Floating interest rate cap would allow CUs to ‘more fairly and fully serve’
The NCUA board should vote Thursday to establish a floating interest rate ceiling, America’s Credit Unions Head of Regulatory Advocacy Ann Petros wrote all three board members prior to Thursday’s meeting. The board may establish a temporary, higher rate—currently set at 18 percent—for up to 18 months after considering certain statutory criteria.
The NCUA should maintain the current 18% cap in the event it does not adopt a floating cap, Petros added.
“We support an 18% interest rate ceiling, but ultimately there is no reasonable fixed permissible interest rate ceiling the NCUA could establish that would permanently resolve the issues unnecessarily imposed on federal credit unions and their communities by the Federal Credit Union Act’s arbitrarily low 15% rate,” she wrote, adding the board could only resolve these issues permanently with a floating permissible interest rate ceiling.

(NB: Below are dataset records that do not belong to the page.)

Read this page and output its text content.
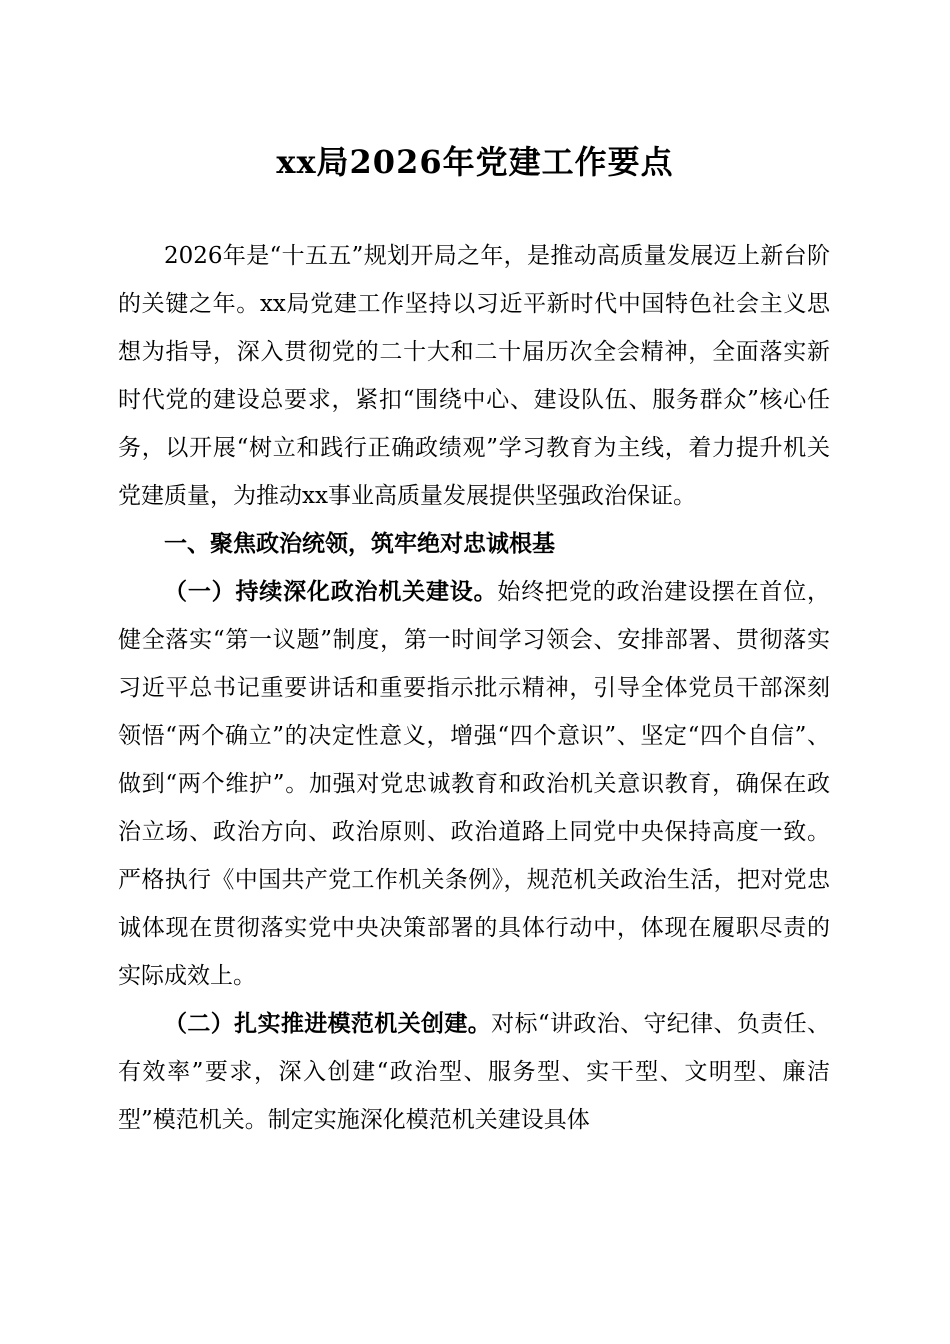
xx局2026年党建工作要点

2026年是“十五五”规划开局之年，是推动高质量发展迈上新台阶的关键之年。xx局党建工作坚持以习近平新时代中国特色社会主义思想为指导，深入贯彻党的二十大和二十届历次全会精神，全面落实新时代党的建设总要求，紧扣“围绕中心、建设队伍、服务群众”核心任务，以开展“树立和践行正确政绩观”学习教育为主线，着力提升机关党建质量，为推动xx事业高质量发展提供坚强政治保证。

一、聚焦政治统领，筑牢绝对忠诚根基

（一）持续深化政治机关建设。始终把党的政治建设摆在首位，健全落实“第一议题”制度，第一时间学习领会、安排部署、贯彻落实习近平总书记重要讲话和重要指示批示精神，引导全体党员干部深刻领悟“两个确立”的决定性意义，增强“四个意识”、坚定“四个自信”、做到“两个维护”。加强对党忠诚教育和政治机关意识教育，确保在政治立场、政治方向、政治原则、政治道路上同党中央保持高度一致。严格执行《中国共产党工作机关条例》，规范机关政治生活，把对党忠诚体现在贯彻落实党中央决策部署的具体行动中，体现在履职尽责的实际成效上。

（二）扎实推进模范机关创建。对标“讲政治、守纪律、负责任、有效率”要求，深入创建“政治型、服务型、实干型、文明型、廉洁型”模范机关。制定实施深化模范机关建设具体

Petros also noted a floating interest rate would enable federal credit unions to “more fairly and fully serve their communities in every interest rate environment throughout economic cycles,” instead of maintaining the nearly 40 years of the 18% interest rate cap.
NCUA’s meeting will be livestreamed on NCUA.gov starting at 10 a.m. Eastern, the board will also vote on proposals related to succession planning and incentive-based compensation arrangements.